Li, to be promoted within the leadership's top council after a pivotal party congress closes tomorrow and expected to take the economy-focused post of Premier from outgoing Wen Jiabao next northern spring, was governor of the agricultural province of Henan in 1998 during an unusual explosion of Aids cases.

Tens of thousands of people had contracted HIV from illegal blood-buying rings that pooled plasma and reinjected it into donors after removing the blood products. But Beijing had not acknowledged the problem yet, and Li oversaw a campaign to squelch reporting about it, harass activists and isolate affected villages.

When the Government finally did go public four years later, Li showed canny political instincts with a rapid course reversal, channelling government assistance to victims and making public shows of compassion.

"He just tried to escape from this crisis" at first, said Wan Yanhai, a Chinese Aids activist who fled to the United States with his family in 2010 after increasing police harassment. "He's probably not a bad guy, but he's not shown himself to be very capable of managing crises in a strong and responsible way."

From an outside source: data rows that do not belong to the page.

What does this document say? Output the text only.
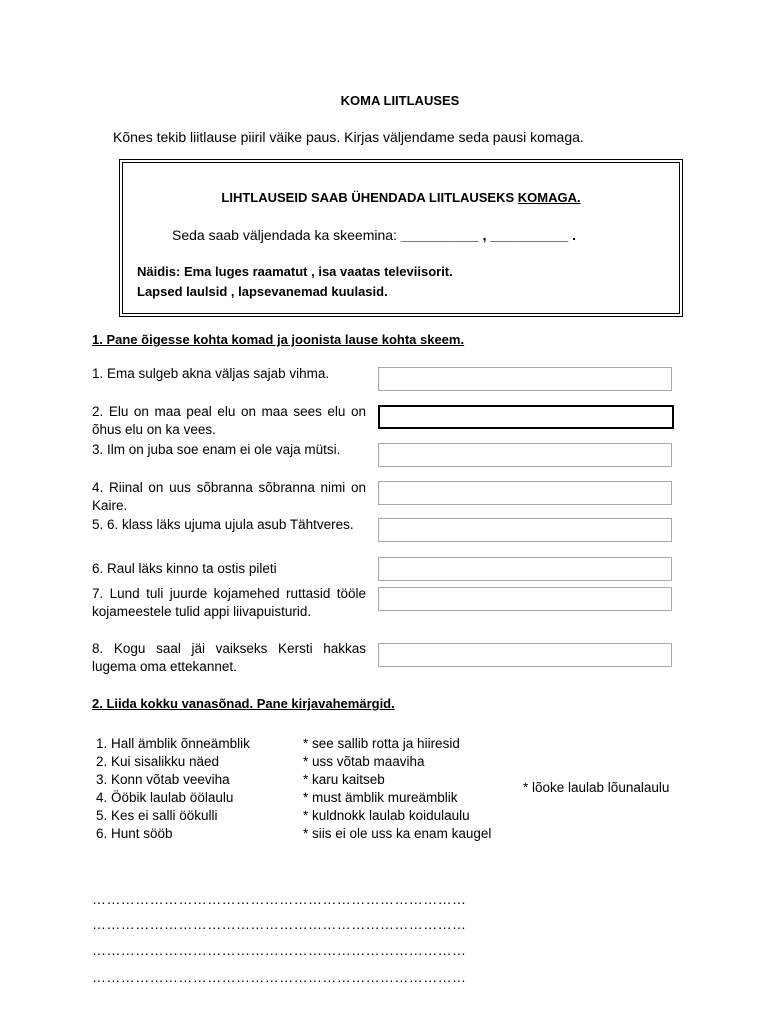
KOMA LIITLAUSES
Kõnes tekib liitlause piiril väike paus. Kirjas väljendame seda pausi komaga.
LIHTLAUSEID SAAB ÜHENDADA LIITLAUSEKS KOMAGA.
Seda saab väljendada ka skeemina: __________ , __________ .
Näidis: Ema luges raamatut , isa vaatas televiisorit.
Lapsed laulsid , lapsevanemad kuulasid.
1. Pane õigesse kohta komad ja joonista lause kohta skeem.
1. Ema sulgeb akna väljas sajab vihma.
2. Elu on maa peal elu on maa sees elu on õhus elu on ka vees.
3. Ilm on juba soe enam ei ole vaja mütsi.
4. Riinal on uus sõbranna sõbranna nimi on Kaire.
5. 6. klass läks ujuma ujula asub Tähtveres.
6. Raul läks kinno ta ostis pileti
7. Lund tuli juurde kojamehed ruttasid tööle kojameestele tulid appi liivapuisturid.
8. Kogu saal jäi vaikseks Kersti hakkas lugema oma ettekannet.
2. Liida kokku vanasõnad. Pane kirjavahemärgid.
1. Hall ämblik õnneämblik
2. Kui sisalikku näed
3. Konn võtab veeviha
4. Ööbik laulab öölaulu
5. Kes ei salli öökulli
6. Hunt sööb
* see sallib rotta ja hiiresid
* uss võtab maaviha
* karu kaitseb
* must ämblik mureämblik
* kuldnokk laulab koidulaulu
* siis ei ole uss ka enam kaugel
* lõoke laulab lõunalaulu
……………………………………………………………………
……………………………………………………………………
……………………………………………………………………
……………………………………………………………………
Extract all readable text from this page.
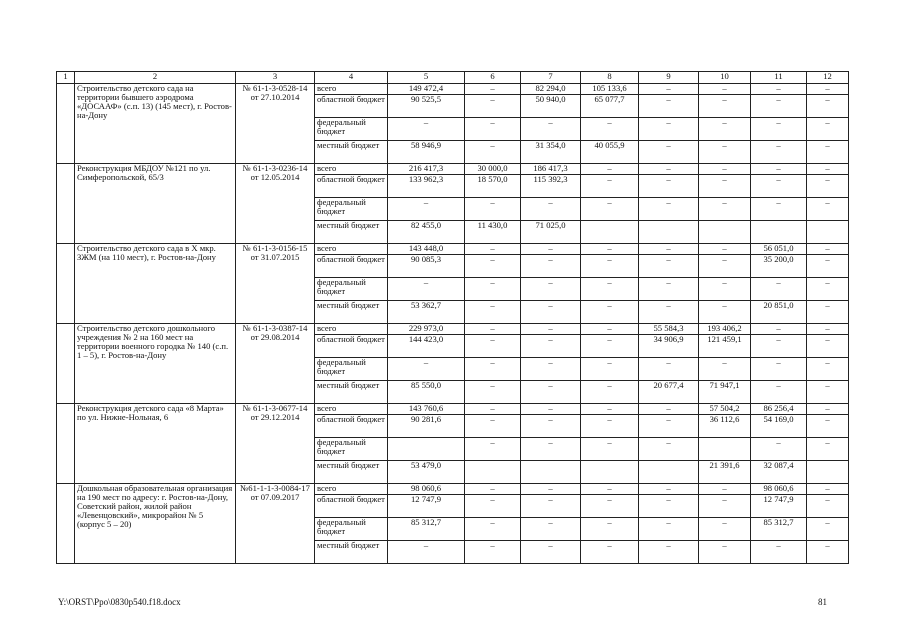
1	2	3	4	5	6	7	8	9	10	11	12
	Строительство детского сада на территории бывшего аэродрома «ДОСААФ» (с.п. 13) (145 мест), г. Ростов-на-Дону	№ 61-1-3-0528-14
от 27.10.2014	всего	149 472,4	–	82 294,0	105 133,6	–	–	–	–
			областной бюджет	90 525,5	–	50 940,0	65 077,7	–	–	–	–
			федеральный бюджет	–	–	–	–	–	–	–	–
			местный бюджет	58 946,9	–	31 354,0	40 055,9	–	–	–	–
	Реконструкция МБДОУ №121 по ул. Симферопольской, 65/3	№ 61-1-3-0236-14
от 12.05.2014	всего	216 417,3	30 000,0	186 417,3	–	–	–	–	–
			областной бюджет	133 962,3	18 570,0	115 392,3	–	–	–	–	–
			федеральный бюджет	–	–	–	–	–	–	–	–
			местный бюджет	82 455,0	11 430,0	71 025,0					
	Строительство детского сада в Х мкр. ЗЖМ (на 110 мест), г. Ростов-на-Дону	№ 61-1-3-0156-15
от 31.07.2015	всего	143 448,0	–	–	–	–	–	56 051,0	–
			областной бюджет	90 085,3	–	–	–	–	–	35 200,0	–
			федеральный бюджет	–	–	–	–	–	–	–	–
			местный бюджет	53 362,7	–	–	–	–	–	20 851,0	–
	Строительство детского дошкольного учреждения № 2 на 160 мест на территории военного городка № 140 (с.п. 1 – 5), г. Ростов-на-Дону	№ 61-1-3-0387-14
от 29.08.2014	всего	229 973,0	–	–	–	55 584,3	193 406,2	–	–
			областной бюджет	144 423,0	–	–	–	34 906,9	121 459,1	–	–
			федеральный бюджет	–	–	–	–	–	–	–	–
			местный бюджет	85 550,0	–	–	–	20 677,4	71 947,1	–	–
	Реконструкция детского сада «8 Марта» по ул. Нижне-Нольная, 6	№ 61-1-3-0677-14
от 29.12.2014	всего	143 760,6	–	–	–	–	57 504,2	86 256,4	–
			областной бюджет	90 281,6	–	–	–	–	36 112,6	54 169,0	–
			федеральный бюджет		–	–	–	–		–	–
			местный бюджет	53 479,0					21 391,6	32 087,4	
	Дошкольная образовательная организация на 190 мест по адресу: г. Ростов-на-Дону, Советский район, жилой район «Левенцовский», микрорайон № 5 (корпус 5 – 20)	№61-1-1-3-0084-17
от 07.09.2017	всего	98 060,6	–	–	–	–	–	98 060,6	–
			областной бюджет	12 747,9	–	–	–	–	–	12 747,9	–
			федеральный бюджет	85 312,7	–	–	–	–	–	85 312,7	–
			местный бюджет	–	–	–	–	–	–	–	–
Y:\ORST\Ppo\0830p540.f18.docx	81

Li was introduced to politics during the chaotic 1966-76 Cultural Revolution, then entered Peking University to study law and economics.

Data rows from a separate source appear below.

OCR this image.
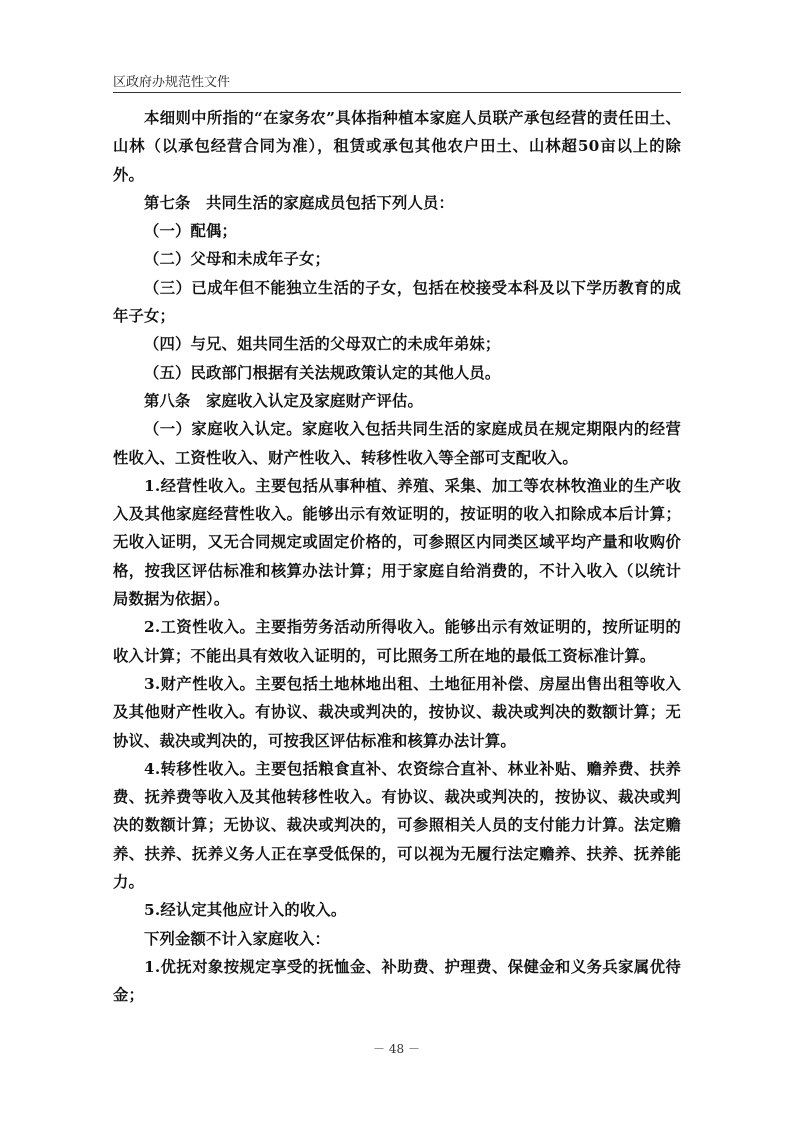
区政府办规范性文件

本细则中所指的“在家务农”具体指种植本家庭人员联产承包经营的责任田土、山林（以承包经营合同为准），租赁或承包其他农户田土、山林超50亩以上的除外。

第七条　共同生活的家庭成员包括下列人员：

（一）配偶；

（二）父母和未成年子女；

（三）已成年但不能独立生活的子女，包括在校接受本科及以下学历教育的成年子女；

（四）与兄、姐共同生活的父母双亡的未成年弟妹；

（五）民政部门根据有关法规政策认定的其他人员。

第八条　家庭收入认定及家庭财产评估。

（一）家庭收入认定。家庭收入包括共同生活的家庭成员在规定期限内的经营性收入、工资性收入、财产性收入、转移性收入等全部可支配收入。

1.经营性收入。主要包括从事种植、养殖、采集、加工等农林牧渔业的生产收入及其他家庭经营性收入。能够出示有效证明的，按证明的收入扣除成本后计算；无收入证明，又无合同规定或固定价格的，可参照区内同类区域平均产量和收购价格，按我区评估标准和核算办法计算；用于家庭自给消费的，不计入收入（以统计局数据为依据）。

2.工资性收入。主要指劳务活动所得收入。能够出示有效证明的，按所证明的收入计算；不能出具有效收入证明的，可比照务工所在地的最低工资标准计算。

3.财产性收入。主要包括土地林地出租、土地征用补偿、房屋出售出租等收入及其他财产性收入。有协议、裁决或判决的，按协议、裁决或判决的数额计算；无协议、裁决或判决的，可按我区评估标准和核算办法计算。

4.转移性收入。主要包括粮食直补、农资综合直补、林业补贴、赡养费、扶养费、抚养费等收入及其他转移性收入。有协议、裁决或判决的，按协议、裁决或判决的数额计算；无协议、裁决或判决的，可参照相关人员的支付能力计算。法定赡养、扶养、抚养义务人正在享受低保的，可以视为无履行法定赡养、扶养、抚养能力。

5.经认定其他应计入的收入。

下列金额不计入家庭收入：

1.优抚对象按规定享受的抚恤金、补助费、护理费、保健金和义务兵家属优待金；

－ 48 －
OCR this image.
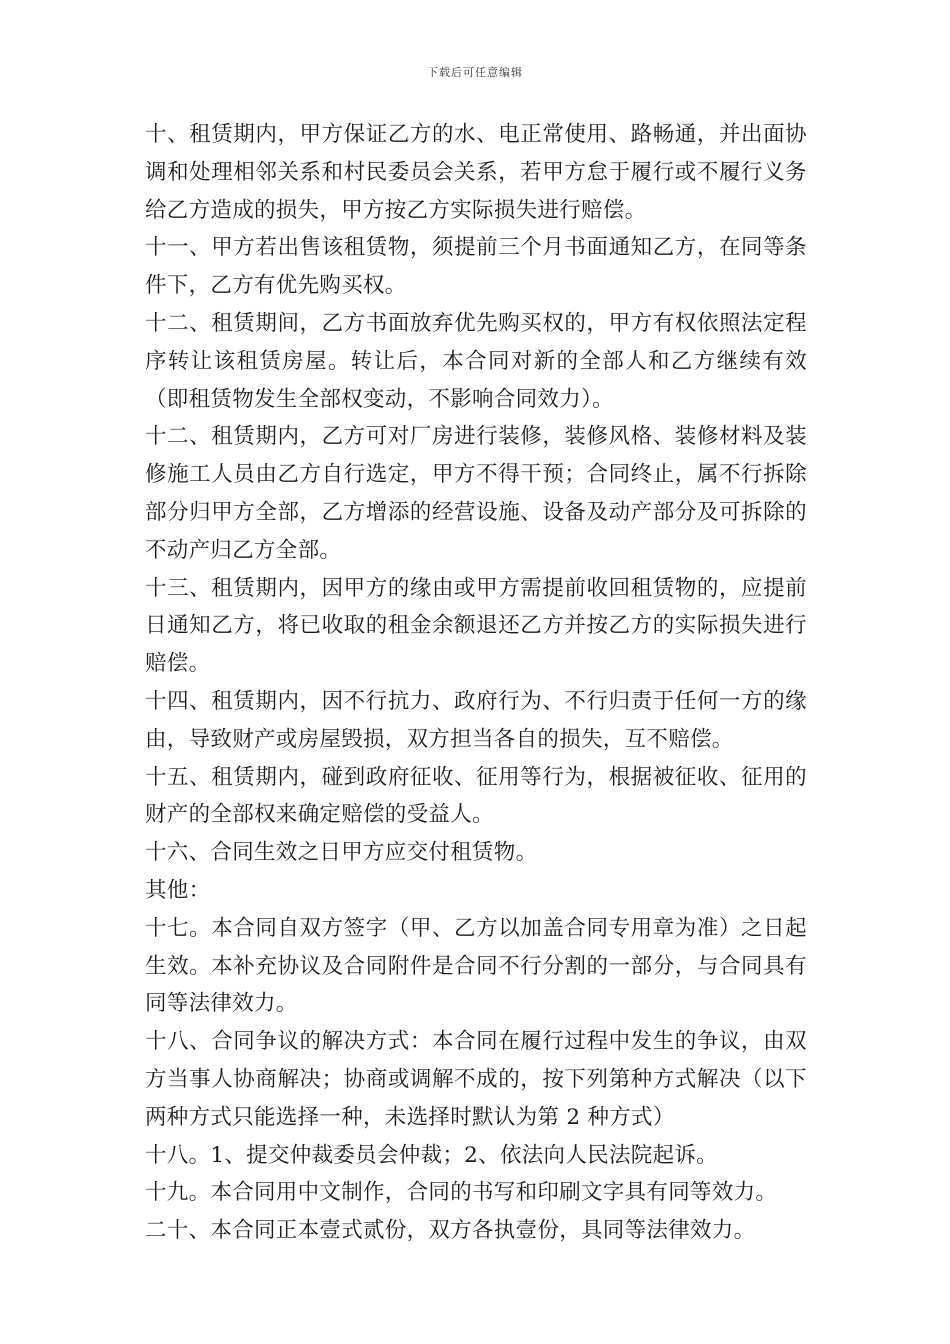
下载后可任意编辑

十、租赁期内，甲方保证乙方的水、电正常使用、路畅通，并出面协调和处理相邻关系和村民委员会关系，若甲方怠于履行或不履行义务给乙方造成的损失，甲方按乙方实际损失进行赔偿。

十一、甲方若出售该租赁物，须提前三个月书面通知乙方，在同等条件下，乙方有优先购买权。

十二、租赁期间，乙方书面放弃优先购买权的，甲方有权依照法定程序转让该租赁房屋。转让后，本合同对新的全部人和乙方继续有效（即租赁物发生全部权变动，不影响合同效力）。

十二、租赁期内，乙方可对厂房进行装修，装修风格、装修材料及装修施工人员由乙方自行选定，甲方不得干预；合同终止，属不行拆除部分归甲方全部，乙方增添的经营设施、设备及动产部分及可拆除的不动产归乙方全部。

十三、租赁期内，因甲方的缘由或甲方需提前收回租赁物的，应提前日通知乙方，将已收取的租金余额退还乙方并按乙方的实际损失进行赔偿。

十四、租赁期内，因不行抗力、政府行为、不行归责于任何一方的缘由，导致财产或房屋毁损，双方担当各自的损失，互不赔偿。

十五、租赁期内，碰到政府征收、征用等行为，根据被征收、征用的财产的全部权来确定赔偿的受益人。

十六、合同生效之日甲方应交付租赁物。

其他：

十七。本合同自双方签字（甲、乙方以加盖合同专用章为准）之日起生效。本补充协议及合同附件是合同不行分割的一部分，与合同具有同等法律效力。

十八、合同争议的解决方式：本合同在履行过程中发生的争议，由双方当事人协商解决；协商或调解不成的，按下列第种方式解决（以下两种方式只能选择一种，未选择时默认为第 2 种方式）

十八。1、提交仲裁委员会仲裁；2、依法向人民法院起诉。

十九。本合同用中文制作，合同的书写和印刷文字具有同等效力。

二十、本合同正本壹式贰份，双方各执壹份，具同等法律效力。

After graduation, Li he worked at the Communist Youth League, a body that grooms university students for party roles, when it was headed by current President Hu Jintao.

After Beijing erupted in the 1989 pro-democracy protests centred on Tiananmen Square, Li tried to build bridges between the league and student activists. When martial law was declared, he quickly abandoned such efforts and within four years rose to head the league at a time when it was becoming irrelevant to young people amid increasing choices and a growing market economy.

Li had been seen as Hu's preferred successor, but the need to balance party factions prompted the leadership to choose a consensus candidate, Xi Jinping, who is expected to take over as party chief.

Li's relationship with Xi remains ambiguous, although the two are expected to follow the existing model under which Hu stayed somewhat aloof as head of state while Wen acted as the Administration's public face.

Both men are seen as part of ageneration of leaders more comfortable with the West than their predecessors, according to Ding Xueliang of Hong Kong Universityof Science and Technology.

After Henan, Li's next posting was in the northeastern province of Liaoning, where he oversaw a revival that drew foreign investment from BMW and Intel. One of the province's largest cities, the port of Dalian, even attracted the World Economic Forum, where global tycoons mixed with Chinese leaders and captains of industry.

In a US State Department cable released by the WikiLeaks organisation, Li is quoted telling diplomats Chinese economic growth statistics were "man-made", and saying he looked instead to electricity demand, rail cargo traffic and lending as more accurate indicators.

Li is married to an English literature professor and the family have largely steered clear of the webs of corruption surrounding other leading Chinese officials, although questions have been raised over whether his brother's powerful position at the government tobacco monopoly clashes with Li's role in making health policy.

Since his 2007 appointment to the Standing Committee, Li has maintained a steady, if low-key, schedule of meetings and speeches, with a visit last year to Hong Kong attracting the greatest attention when his unwillingness to meet with political critics seemed to cast him as a typical Chinese leader, tone deaf to public opinion in the former British colony.

In an April speech to the Boao Forum, a gathering of government officials and business leaders in southern China, Li made the case for structural reform of China's economy, citing the need for greater balance, co-ordination and stability. Yet questions remain about his willingness to take on vested interests, particularly in the state-owned enterprises, according to Patrick Chovanec, a business professor at Beijing's Tsinghua University.

"It remains to be seen whether Li will come out as a leader, or just follow a weak, watered-down consensus," Chavonec said.

That demand for consensus severely constrains the scope of any administrative reform, even though Li and the party say they are necessary, according to US Naval Academy China scholar Yu Maochun.

"You can't change the key parts of China's economic structure without fundamentally changing China's political structure, so I don't expect much" from Li, Yu said.

Li Keqiang

* Born in July 1955.

* Was sent as a youth to work in the countryside during Mao's Cultural Revolution.

* In 1998 became China's youngest governor when appointed Governor of Henan.

* Taken into the fold of China's all-powerful standing committee in 2007.

* Took over as Vice-Premier in March, 2008.

* Expected to take over from Wen Jiabao as China's Premier.